GIANYAR, POS BALI ONLINE – Guna membangkitkan Celuk sebagai desa perajin perak, warga menggelar Celuk Jewelry Festival (CJF) untuk pertama kalinya. Festival juga dirangkai dengan berbagai kegiatan termasuk mengenang 100 tahun Celuk sebagai desa perajin perak.

Di sisi lain warga Desa Celuk juga mengharapkan ke depan Celuk mempunyai museum peak dan kerajinan perak Celuk dipatenkan sehingga tidak diakui pihak lain. Hal tersebut diungkapkan Ketua Panitia CJF, I Ketut Widi Putra, pembukaan CJF di Wantilan Pura Desa Celuk, Sukawati, Sabtu (13/8). CJF dibuka Menteri Koperasi dan UKM RI, AA Ngurah Puspayoga.

“Ke depan kami berharap CJF ini menjadi agenda rutin dan Pemkab Gianyar bisa membantu mewujudkan pendirian museum. Sedangkan Kementerian Koperasi dan UKM kami harap bisa membantu mematenkan hasil kerajinan emas dan perak Celuk,” ujar Widi Putra.

Dalam laporannya, Widi Putra CFJ menyampaikan, kegiatan yang diikuti puluhan perajin perak asal Celuk ini bukan saja sebagai upaya membangkitkan kembali kerajinan perak Celuk, melainkan sebuah upaya mengenalkan kembali hasil kerajinan perak Celuk di dunia global. Festival yang digelar dua hari ini diisi berbagai kegiatan seperti kegiatan olahraga, pameran, pengenalan lagu Mars Celuk, fashion show dengan aksesoris khas Celuk, wisata kuliner, penyerahan penghargaan terhadap tokoh serta perintis perajin perak Celuk dan berbagai kegiatan lainnya.

CJF juga sebuah upaya mengembangkan kerajinan perak dengan membuat kerjasama dengan pelbagai pihak, misalnya dengan Telkom yang mengenalkan sistem penjualan online dengan membuat Kampung Digital. Bupati Gianyar, AA Gde Agung Bharata yang diwakili Wakil Bupati Gianyar, Made Mahayastra mengapresiasi kegiatan ini. CJF akan diagendakan menjadi agenda tahunan, sehingga bisa dijadikan agenda rutin yang mampu meningkatkan kunjungan wisatawan dan peningkatan perekonomian Desa Celuk.

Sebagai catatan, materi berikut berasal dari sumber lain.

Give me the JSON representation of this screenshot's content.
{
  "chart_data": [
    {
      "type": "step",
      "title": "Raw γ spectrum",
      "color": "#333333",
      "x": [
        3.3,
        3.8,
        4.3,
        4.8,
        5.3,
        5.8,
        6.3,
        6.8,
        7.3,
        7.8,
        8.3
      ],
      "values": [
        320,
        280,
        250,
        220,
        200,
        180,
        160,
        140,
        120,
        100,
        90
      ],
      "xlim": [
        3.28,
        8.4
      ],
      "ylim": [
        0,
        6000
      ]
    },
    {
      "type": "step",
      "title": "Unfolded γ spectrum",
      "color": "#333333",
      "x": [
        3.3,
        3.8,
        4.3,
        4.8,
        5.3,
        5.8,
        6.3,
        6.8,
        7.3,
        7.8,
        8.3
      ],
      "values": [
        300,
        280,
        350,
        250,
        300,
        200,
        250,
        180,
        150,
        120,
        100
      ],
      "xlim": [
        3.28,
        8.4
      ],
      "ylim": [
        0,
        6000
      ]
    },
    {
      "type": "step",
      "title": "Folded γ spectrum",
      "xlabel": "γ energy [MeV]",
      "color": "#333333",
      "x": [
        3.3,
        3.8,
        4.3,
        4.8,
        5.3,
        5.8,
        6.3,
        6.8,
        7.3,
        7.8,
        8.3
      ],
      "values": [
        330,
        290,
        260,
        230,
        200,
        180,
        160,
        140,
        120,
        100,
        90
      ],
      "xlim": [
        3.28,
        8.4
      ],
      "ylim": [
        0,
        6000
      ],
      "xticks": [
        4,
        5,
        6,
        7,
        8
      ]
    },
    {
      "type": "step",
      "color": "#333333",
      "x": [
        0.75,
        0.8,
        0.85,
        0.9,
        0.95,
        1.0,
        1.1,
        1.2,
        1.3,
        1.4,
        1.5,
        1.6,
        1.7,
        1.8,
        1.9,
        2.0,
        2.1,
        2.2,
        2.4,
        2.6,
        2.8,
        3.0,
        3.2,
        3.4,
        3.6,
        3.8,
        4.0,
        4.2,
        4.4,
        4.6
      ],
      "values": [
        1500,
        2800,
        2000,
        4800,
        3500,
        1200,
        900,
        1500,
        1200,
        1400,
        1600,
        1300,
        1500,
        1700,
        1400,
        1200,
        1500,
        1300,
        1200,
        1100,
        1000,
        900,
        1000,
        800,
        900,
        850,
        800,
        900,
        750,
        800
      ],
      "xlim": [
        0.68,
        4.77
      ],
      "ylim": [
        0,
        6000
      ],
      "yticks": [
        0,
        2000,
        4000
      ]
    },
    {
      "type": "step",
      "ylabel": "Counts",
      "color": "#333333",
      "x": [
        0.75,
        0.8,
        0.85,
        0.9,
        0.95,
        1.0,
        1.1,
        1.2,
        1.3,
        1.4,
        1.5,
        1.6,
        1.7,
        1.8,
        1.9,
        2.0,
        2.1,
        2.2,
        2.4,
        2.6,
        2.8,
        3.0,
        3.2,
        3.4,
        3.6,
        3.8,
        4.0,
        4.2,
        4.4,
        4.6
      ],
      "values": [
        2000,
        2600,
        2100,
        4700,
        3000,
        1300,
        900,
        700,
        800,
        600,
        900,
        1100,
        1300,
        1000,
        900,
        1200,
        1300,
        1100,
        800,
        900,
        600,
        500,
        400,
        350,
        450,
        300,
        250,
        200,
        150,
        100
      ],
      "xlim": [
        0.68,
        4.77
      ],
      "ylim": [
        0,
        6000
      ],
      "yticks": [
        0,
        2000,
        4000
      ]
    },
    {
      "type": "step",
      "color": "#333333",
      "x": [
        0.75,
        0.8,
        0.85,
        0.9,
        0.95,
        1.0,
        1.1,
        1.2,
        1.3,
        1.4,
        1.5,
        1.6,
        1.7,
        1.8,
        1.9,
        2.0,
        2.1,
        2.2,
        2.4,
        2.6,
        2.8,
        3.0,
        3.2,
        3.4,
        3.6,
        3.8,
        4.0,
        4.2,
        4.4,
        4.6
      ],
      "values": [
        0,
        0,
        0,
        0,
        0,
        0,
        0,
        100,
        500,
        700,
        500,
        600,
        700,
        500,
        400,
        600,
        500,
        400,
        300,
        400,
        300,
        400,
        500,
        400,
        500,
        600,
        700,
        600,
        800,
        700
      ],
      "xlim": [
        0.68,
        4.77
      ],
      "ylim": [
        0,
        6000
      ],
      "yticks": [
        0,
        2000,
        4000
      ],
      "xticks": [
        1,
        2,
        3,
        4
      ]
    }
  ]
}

Persaingan global dan maraknya penjiplakan hasil karya membuat kerajinan perak dan emas Celuk mengalami penurunan pemasaran. Namun, pihaknya yakin hasil kerajinan perak dan emas Celuk dengan sentuhan tangan tidak akan mampu disaingi pihak lain. “Kami berharap perajin segera mendaftarkan hasil karya mereka, sehingga tidak ada kendala di kemudian hari,” tegas Mahayastra.

Menteri Koperasi dan UKM RI, AA Ngurah Puspayoga berpesan agar tetap mempertahankan kerajinan perak Celuk yang potensial. Kegiatan festival serta pelbagai kegiatan lain diharapkan mampu mengembangkan serta membangkitkan semangat perajin Celuk. “Mengurus Hak Paten di Kementerian Koperasi dan UKM tidak susah, waktu singkat, dan tanpa biaya,” papar Puspayoga. 011

Print Friendly, PDF & Email
posbali.id

2 tanggapan untuk “Celuk Mimpikan Museum dan Hak Paten Kerajinan Perak

  • 21/11/2018 pada 10:16 PM
    Permalink

    Guerrero was banned by the Court of Arbitration for Sport (CAS) in May after testing positive for a cocaine byproduct contained in a tea he drank. Peru skipper Paolo Guerrero loses CAS appeal on 14-month suspension following positive test for cocaine

    Balas

Tinggalkan Balasan

Alamat email Anda tidak akan dipublikasikan. Ruas yang wajib ditandai *

error: PosBali.id Content is protected!